Minnesota.—No legislation affecting the brewing industry was introduced at the late session of the Legislature. The Senate passed a resolution authorizing an investigation of alleged unlawful conditions in the retail trade.

The City of East Grand Forks enacted an ordinance requiring wholesale dealers to pay a license fee of $1,000, furnish a bond of $2,000 and, in fact, comply with all the provisions of the statutes regulating sales at retail. The ordinance was tested on a writ of habeas corpus sued out after the arrest of one of the agents at East Grand Forks and the Supreme Court of the State, deciding the case, State ex rel Hogan vs. Sullivan, 135 N. W. 748, held that the general laws giving to city councils the power to license and regulate the sale of intoxicating liquors, construed with reference to whole legislation in the State dealing with the subject, does not apply to wholesale dealers selling in quantities of five gallons or more.

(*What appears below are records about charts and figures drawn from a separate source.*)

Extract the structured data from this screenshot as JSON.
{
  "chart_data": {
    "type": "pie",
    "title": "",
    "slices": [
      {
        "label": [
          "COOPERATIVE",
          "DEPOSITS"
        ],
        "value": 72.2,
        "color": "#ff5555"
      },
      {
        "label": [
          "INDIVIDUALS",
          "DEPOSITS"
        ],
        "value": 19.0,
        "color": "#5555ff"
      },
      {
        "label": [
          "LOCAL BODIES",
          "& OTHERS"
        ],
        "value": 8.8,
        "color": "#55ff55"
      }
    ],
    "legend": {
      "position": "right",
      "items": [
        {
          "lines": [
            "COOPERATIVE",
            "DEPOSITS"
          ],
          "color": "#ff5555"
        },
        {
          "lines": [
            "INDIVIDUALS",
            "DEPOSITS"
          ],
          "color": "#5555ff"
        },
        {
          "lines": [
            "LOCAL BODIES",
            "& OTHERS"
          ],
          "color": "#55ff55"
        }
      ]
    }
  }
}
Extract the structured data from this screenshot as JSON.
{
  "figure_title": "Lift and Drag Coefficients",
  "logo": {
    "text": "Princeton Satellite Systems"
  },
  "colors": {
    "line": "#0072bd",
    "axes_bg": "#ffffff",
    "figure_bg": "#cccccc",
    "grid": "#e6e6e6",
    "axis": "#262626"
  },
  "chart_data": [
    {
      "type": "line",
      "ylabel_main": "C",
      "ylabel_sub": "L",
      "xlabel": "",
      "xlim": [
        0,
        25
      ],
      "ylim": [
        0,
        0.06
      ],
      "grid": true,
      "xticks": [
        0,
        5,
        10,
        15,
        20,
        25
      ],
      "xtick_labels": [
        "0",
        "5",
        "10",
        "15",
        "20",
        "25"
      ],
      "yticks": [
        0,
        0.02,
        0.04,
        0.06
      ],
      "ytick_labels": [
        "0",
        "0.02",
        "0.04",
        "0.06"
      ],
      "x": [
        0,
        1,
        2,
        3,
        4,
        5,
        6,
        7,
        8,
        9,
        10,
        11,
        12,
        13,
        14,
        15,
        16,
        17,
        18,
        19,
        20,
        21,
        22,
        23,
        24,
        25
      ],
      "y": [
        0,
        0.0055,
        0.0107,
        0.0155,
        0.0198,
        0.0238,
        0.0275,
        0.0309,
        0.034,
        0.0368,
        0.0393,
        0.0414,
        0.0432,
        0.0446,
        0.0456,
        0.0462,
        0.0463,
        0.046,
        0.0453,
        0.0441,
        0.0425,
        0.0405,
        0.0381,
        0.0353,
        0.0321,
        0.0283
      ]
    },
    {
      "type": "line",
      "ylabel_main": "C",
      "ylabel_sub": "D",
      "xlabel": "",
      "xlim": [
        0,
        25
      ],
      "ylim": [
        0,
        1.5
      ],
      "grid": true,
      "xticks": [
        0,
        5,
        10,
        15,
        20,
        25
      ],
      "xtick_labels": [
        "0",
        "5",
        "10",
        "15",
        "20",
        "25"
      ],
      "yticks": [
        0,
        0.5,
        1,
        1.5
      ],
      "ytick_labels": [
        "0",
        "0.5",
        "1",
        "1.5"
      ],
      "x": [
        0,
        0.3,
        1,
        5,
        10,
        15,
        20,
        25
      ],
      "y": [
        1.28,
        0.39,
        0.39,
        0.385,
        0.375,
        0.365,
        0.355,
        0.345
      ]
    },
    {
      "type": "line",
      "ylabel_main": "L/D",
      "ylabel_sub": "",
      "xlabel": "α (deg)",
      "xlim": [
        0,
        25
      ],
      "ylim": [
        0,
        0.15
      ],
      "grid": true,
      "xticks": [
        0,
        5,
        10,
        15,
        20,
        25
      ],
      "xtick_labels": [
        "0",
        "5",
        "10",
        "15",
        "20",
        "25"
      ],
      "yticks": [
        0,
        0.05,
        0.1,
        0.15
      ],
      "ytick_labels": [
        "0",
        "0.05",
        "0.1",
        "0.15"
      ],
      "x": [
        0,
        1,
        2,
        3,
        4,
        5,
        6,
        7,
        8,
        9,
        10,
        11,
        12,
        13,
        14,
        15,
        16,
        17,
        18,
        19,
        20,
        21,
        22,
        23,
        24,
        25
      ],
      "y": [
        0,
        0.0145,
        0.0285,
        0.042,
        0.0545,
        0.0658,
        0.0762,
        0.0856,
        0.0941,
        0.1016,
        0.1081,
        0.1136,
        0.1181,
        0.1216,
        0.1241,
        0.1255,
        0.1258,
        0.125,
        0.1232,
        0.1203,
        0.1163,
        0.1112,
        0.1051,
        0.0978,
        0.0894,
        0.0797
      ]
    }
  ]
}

The license losses of 1912 were greater than those of 1911. While the number of towns lost was not much greater, the loss of important towns was decidedly so.

Montana.-During the late session of the Legislature, some 25 bills were introduced, varying from proposed amendments to existing laws, to several drastic attempts aiming at prevention of brewers and wholesalers from aiding or assisting, in any manner whatsoever, persons in the retail trade. No actual prohibition bill was introduced.

The following bills were passed, and have become laws:

A Food and Drugs Act, modified after the Indiana Law. The following clause governs the entire act: Provided, that such rules and regulations made and promulgated by the State Board of Health shall at all times conform to the rules and regulations of the National Food and Drug Commission made under the Food and Drugs Act of June 30th, 1906.

This bill was originally intended to entirely prevent the use of brewers' grains from being fed to cattle, etc., but was amended so as to permit of its being fed, if not in fermented or decayed condition.

An act to create the office of State Sealer of Weights and Measures, etc. This bill affects our business only in a general way;

viz, that, bottles, if sold by weight or contents, must be full capacity, and so branded or labelled.

A bill for an act, amending Section 8555 Revised Codes of Montana, 1907. This bill prevents dispensing any liquor within 5 miles of "any Chautauqua or grounds or buildings reserved, set apart, or used exclusively by any Chautauqua duly incorporated," and includes a definition of Chautauqua.

A bill which limits the number of licenses to one license to every 500 inhabitants. The bill is not retroactive, but is intended to check the number of licenses, heretofore indiscriminately issued.

A bill which fixes the time of closing saloons, etc., in unincorporated sections at 1 o'clock A. M. to 6 o'clock A. M., with penalties for violation.

An act prohibiting the selling, etc., of intoxicating beverages upon school house premises. Penalties added.

Several of the larger cities have in the past few years passed municipal ordinances closing the saloons from 12 P. M. and 1 A.M. to 6 A. M.; also several cities have Sunday closing from 12 or 1 A. M. to 1 P. M. and 2 P. M. Sunday.

This legislation is left to localities and it is believed, when supported by public sentiment or demand, to be beneficial, since criticism of the business is greatly lessened by employers, etc., Sunday legislation, however, is generally opposed by our trade, since it leads to more drastic attempts at restriction.

In Missoula recently placed under the Commission form of Government (Des Moines plan), the question of Sunday closing was changed by popular vote, from all-day closing to closing until 2 P. M. and remaining open until 10 P. M. on Sundays.

Beyond an interpretation upon the License Limitation Act, Senate Bill No. 33, mentioned in this communication, there have been no material decisions rendered.

The U. S. Government is vigorously prosecuting offenses against the sale of liquor upon Indian Reservations, although in a number of cases it has been shown that evidence against defendants was apparently secured by witnesses who acted in the capacity of decoys, and thus lured defendants on to crime.

Nebraska.-In Nebraska the town and village elections gave a distinct advantage to the license element. Beatrice and Auburn were among the large towns that changed from "dry" to "wet."